Memórias: “Uma história sem graça!”

Eu bem que havia dito ao terapeuta que isso me incomodava um bocado, apesar dos mais de quarenta anos decorridos. E aí, fazer o quê?! Pode ser que para as outras pessoas isso não tenha tanta importância… mas, para mim, que sofri na carne o sufoco… ah, deixa disso!

Verdade, meus amigos, é que nem sei porque relembro esse episódio. No fundo, penso eu, vira e mexe as lembranças voltam aos pensamentos quer queiramos ou não… Mas, calma aí, eu vou explicar!

O ano era 1955 e eu tinha apenas quatro anos de idade. Minha família estava viajando do velho Ceará com destino ao Rio de Janeiro, onde o meu pai nos aguardava. Só que naquela época, convenhamos, o Mar Morto não estava nem doente.. Ou seja, o jurássico avião tinha que pousar de hora em hora para abastecer, pois era uma verdadeira carroça!

Muito bem. É fácil imaginar a cena: a pobre coitada da mãe carregava seus seis filhos sob as asas, sendo que o mais velho tinha apenas dez anos. Já viram, né?! Na terceira das oito paradas para reabastecer a bendita “aeronave” da Real Aerovias Brasil, todos tinham que desembarcar e ir para o saguão do aeroporto, como era o procedimento. A seguir, aguardava-se meia hora e depois embarcávamos novamente. Só que de lá para cá isso se repetiu mais ou menos umas seis vezes.

Então, é fácil prever que em alguma parada dessas haveria “encrenca”. Pois é. Foi em Recife, minha gente. Eu tinha apenas quatro anos e jamais imaginaria ser protagonista do “Esqueceram de mim – Zero”…
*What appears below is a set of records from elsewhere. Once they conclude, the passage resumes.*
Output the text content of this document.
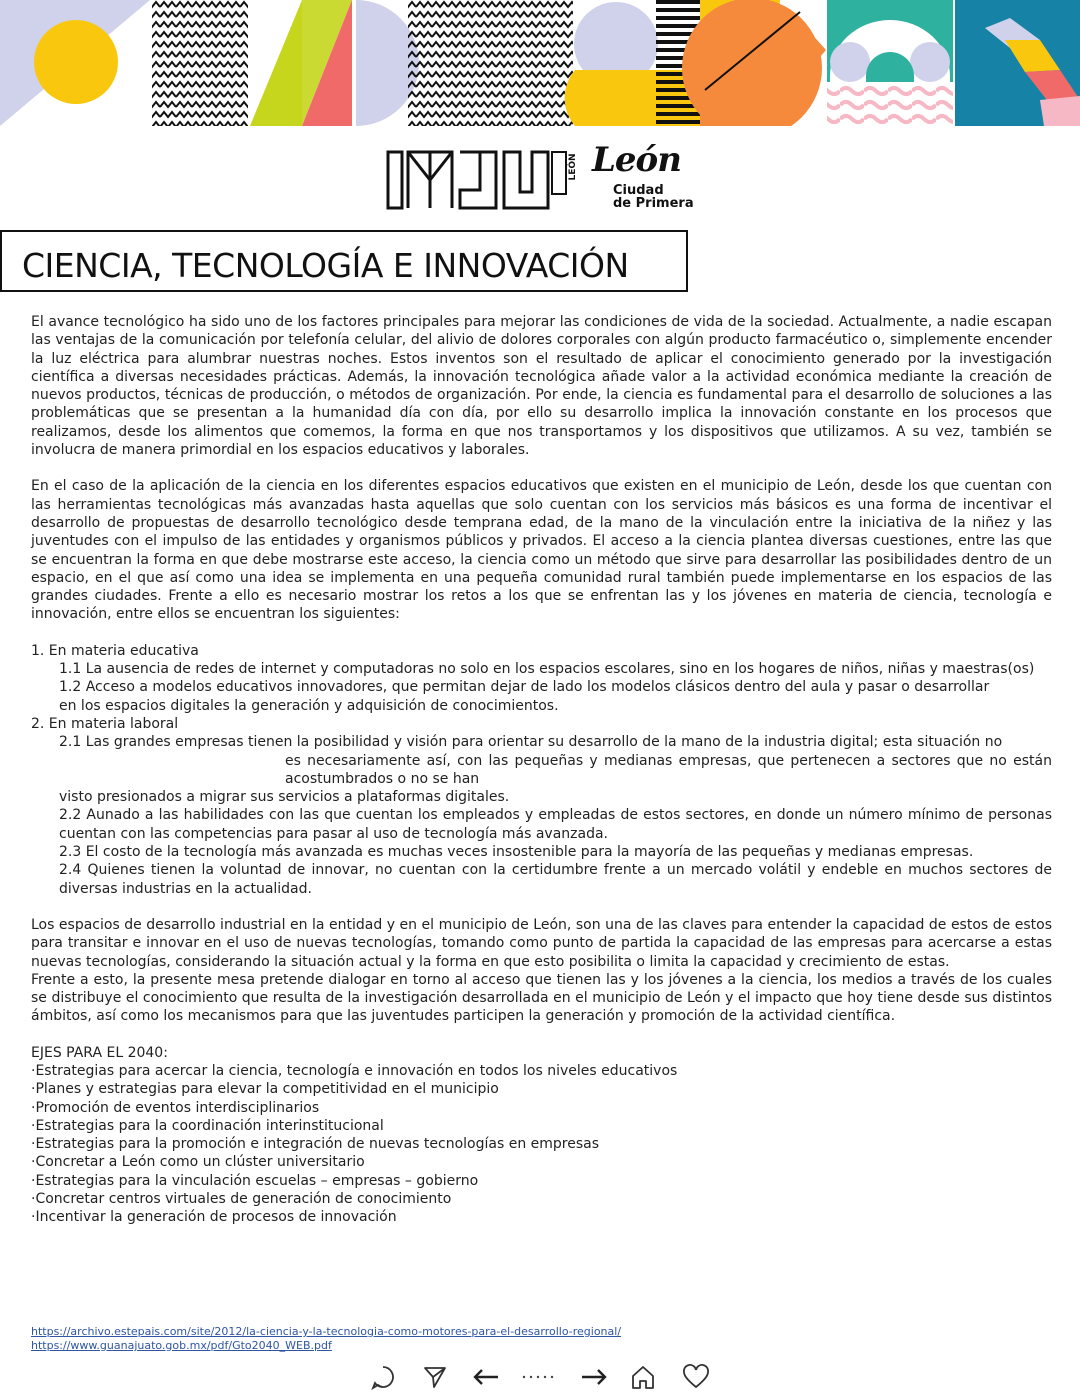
LEÓN León
Ciudad
de Primera
CIENCIA, TECNOLOGÍA E INNOVACIÓN

El avance tecnológico ha sido uno de los factores principales para mejorar las condiciones de vida de la sociedad. Actualmente, a nadie escapan las ventajas de la comunicación por telefonía celular, del alivio de dolores corporales con algún producto farmacéutico o, simplemente encender la luz eléctrica para alumbrar nuestras noches. Estos inventos son el resultado de aplicar el conocimiento generado por la investigación científica a diversas necesidades prácticas. Además, la innovación tecnológica añade valor a la actividad económica mediante la creación de nuevos productos, técnicas de producción, o métodos de organización. Por ende, la ciencia es fundamental para el desarrollo de soluciones a las problemáticas que se presentan a la humanidad día con día, por ello su desarrollo implica la innovación constante en los procesos que realizamos, desde los alimentos que comemos, la forma en que nos transportamos y los dispositivos que utilizamos. A su vez, también se involucra de manera primordial en los espacios educativos y laborales.

En el caso de la aplicación de la ciencia en los diferentes espacios educativos que existen en el municipio de León, desde los que cuentan con las herramientas tecnológicas más avanzadas hasta aquellas que solo cuentan con los servicios más básicos es una forma de incentivar el desarrollo de propuestas de desarrollo tecnológico desde temprana edad, de la mano de la vinculación entre la iniciativa de la niñez y las juventudes con el impulso de las entidades y organismos públicos y privados. El acceso a la ciencia plantea diversas cuestiones, entre las que se encuentran la forma en que debe mostrarse este acceso, la ciencia como un método que sirve para desarrollar las posibilidades dentro de un espacio, en el que así como una idea se implementa en una pequeña comunidad rural también puede implementarse en los espacios de las grandes ciudades. Frente a ello es necesario mostrar los retos a los que se enfrentan las y los jóvenes en materia de ciencia, tecnología e innovación, entre ellos se encuentran los siguientes:

1. En materia educativa

1.1 La ausencia de redes de internet y computadoras no solo en los espacios escolares, sino en los hogares de niños, niñas y maestras(os)

1.2 Acceso a modelos educativos innovadores, que permitan dejar de lado los modelos clásicos dentro del aula y pasar o desarrollar

en los espacios digitales la generación y adquisición de conocimientos.

2. En materia laboral

2.1 Las grandes empresas tienen la posibilidad y visión para orientar su desarrollo de la mano de la industria digital; esta situación no

es necesariamente así, con las pequeñas y medianas empresas, que pertenecen a sectores que no están acostumbrados o no se han

visto presionados a migrar sus servicios a plataformas digitales.

2.2 Aunado a las habilidades con las que cuentan los empleados y empleadas de estos sectores, en donde un número mínimo de personas cuentan con las competencias para pasar al uso de tecnología más avanzada.

2.3 El costo de la tecnología más avanzada es muchas veces insostenible para la mayoría de las pequeñas y medianas empresas.

2.4 Quienes tienen la voluntad de innovar, no cuentan con la certidumbre frente a un mercado volátil y endeble en muchos sectores de diversas industrias en la actualidad.

Los espacios de desarrollo industrial en la entidad y en el municipio de León, son una de las claves para entender la capacidad de estos de estos para transitar e innovar en el uso de nuevas tecnologías, tomando como punto de partida la capacidad de las empresas para acercarse a estas nuevas tecnologías, considerando la situación actual y la forma en que esto posibilita o limita la capacidad y crecimiento de estas.

Frente a esto, la presente mesa pretende dialogar en torno al acceso que tienen las y los jóvenes a la ciencia, los medios a través de los cuales se distribuye el conocimiento que resulta de la investigación desarrollada en el municipio de León y el impacto que hoy tiene desde sus distintos ámbitos, así como los mecanismos para que las juventudes participen la generación y promoción de la actividad científica.

EJES PARA EL 2040:

·Estrategias para acercar la ciencia, tecnología e innovación en todos los niveles educativos

·Planes y estrategias para elevar la competitividad en el municipio

·Promoción de eventos interdisciplinarios

·Estrategias para la coordinación interinstitucional

·Estrategias para la promoción e integración de nuevas tecnologías en empresas

·Concretar a León como un clúster universitario

·Estrategias para la vinculación escuelas – empresas – gobierno

·Concretar centros virtuales de generación de conocimiento

·Incentivar la generación de procesos de innovación

https://archivo.estepais.com/site/2012/la-ciencia-y-la-tecnologia-como-motores-para-el-desarrollo-regional/
https://www.guanajuato.gob.mx/pdf/Gto2040_WEB.pdf
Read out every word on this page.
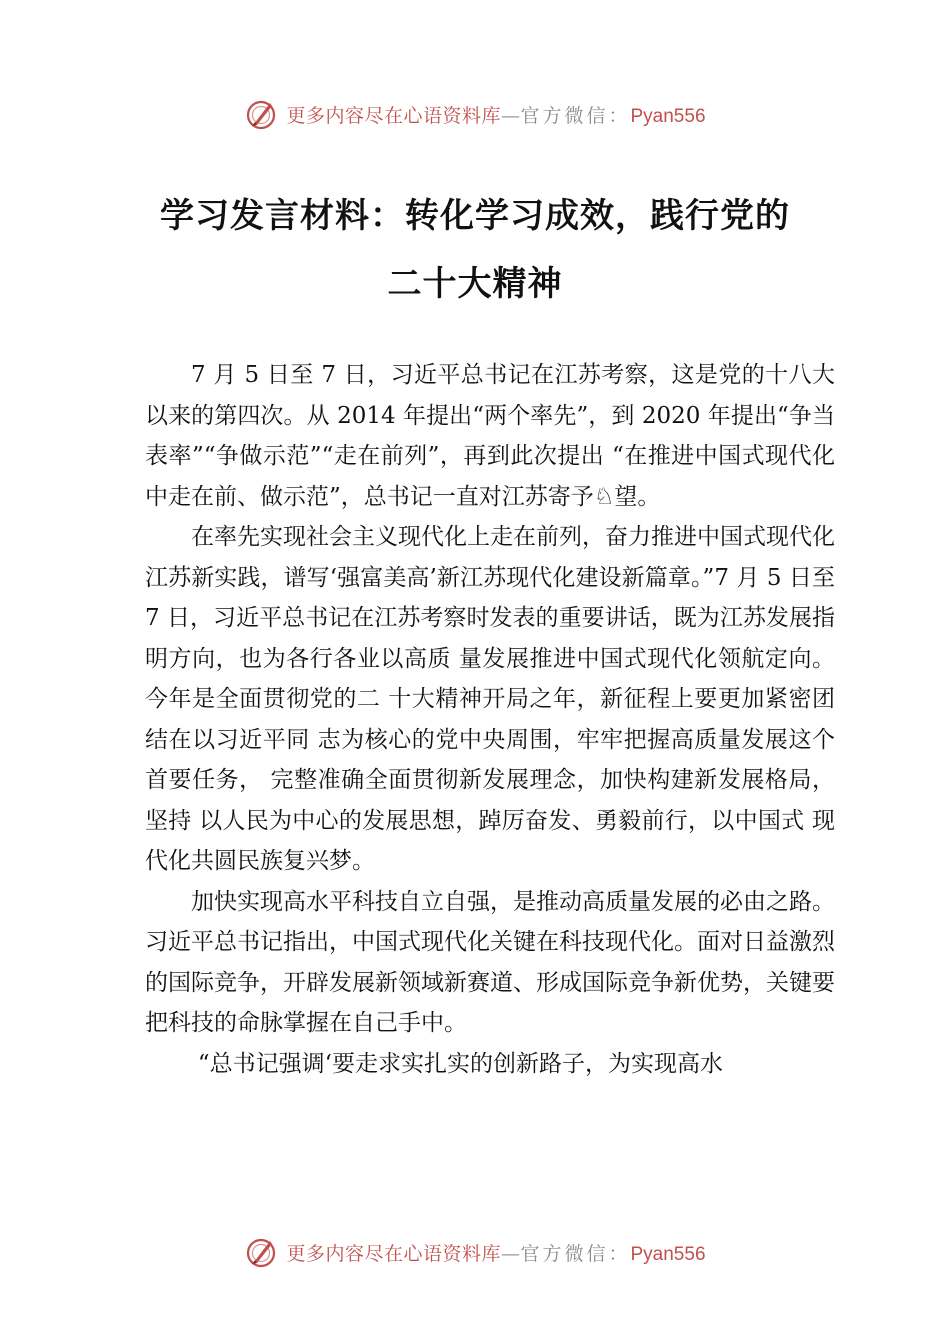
更多内容尽在心语资料库—官方微信：Pyan556
学习发言材料：转化学习成效，践行党的
二十大精神

7 月 5 日至 7 日，习近平总书记在江苏考察，这是党的十八大以来的第四次。从 2014 年提出“两个率先”，到 2020 年提出“争当表率”“争做示范”“走在前列”，再到此次提出 “在推进中国式现代化中走在前、做示范”，总书记一直对江苏寄予♘望。

在率先实现社会主义现代化上走在前列，奋力推进中国式现代化江苏新实践，谱写‘强富美高’新江苏现代化建设新篇章。”7 月 5 日至 7 日，习近平总书记在江苏考察时发表的重要讲话，既为江苏发展指明方向，也为各行各业以高质 量发展推进中国式现代化领航定向。今年是全面贯彻党的二 十大精神开局之年，新征程上要更加紧密团结在以习近平同 志为核心的党中央周围，牢牢把握高质量发展这个首要任务， 完整准确全面贯彻新发展理念，加快构建新发展格局，坚持 以人民为中心的发展思想，踔厉奋发、勇毅前行，以中国式 现代化共圆民族复兴梦。

加快实现高水平科技自立自强，是推动高质量发展的必由之路。习近平总书记指出，中国式现代化关键在科技现代化。面对日益激烈的国际竞争，开辟发展新领域新赛道、形成国际竞争新优势，关键要把科技的命脉掌握在自己手中。

“总书记强调‘要走求实扎实的创新路子，为实现高水

更多内容尽在心语资料库—官方微信：Pyan556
O que sei é que todos os seis, minha mãe e os cinco irmãos, entraram naquele 14 Bis. Menos eu!

Ao que tudo indica, eu fiquei perambulando pelo saguão do aeroporto, atrás de comida ou coisa assim, e não me dei conta da partida. Só sei que o avião estava taxiando na pista para levantar voo e minha mãe virou-se e contou os filhos: “Céus! Está faltando um! Tá faltando um filho meu, aeromoça!”

Deve ter sido um alvoroço a bordo. O piloto dizia que não poderia voltar mais e minha mãe ameaçando até puxar a “peixeira nordestina” que não tinha. Mas, naquele momento de sufoco, ela jurava que estava guardada na enorme bolsa que conduzia. A confusão foi tanta que até “B. O.” foi lavrado na delegacia do Aeroporto Santos Dumont, no Rio de Janeiro. E eu, devo confessar, já me encontrava algemado pelo segurança do aeroporto, pois o escarcéu que aprontei não estava no mapa…

Bem, minha gente, para encurtar a história, o que posso dizer é que naquela época era comum tratar os meninos de rua de “moleques” ou, como se dizia no Ceará, de “canelau”.

Na roda da vida, o fato é que eu demorei um bocado para “expurgar” o canelau que havia em mim. Para isso, foram precisos mais de sessenta anos, muita ajuda e uma “sorte” enorme marcada no meu destino. Lá, isso sim!

Em fevereiro próximo, eu retornarei pela primeira vez ao aeroporto de Recife para uma temporada de férias com a minha nova família. Pelo visto, os velhos “fantasmas” não estarão lá… Não mais!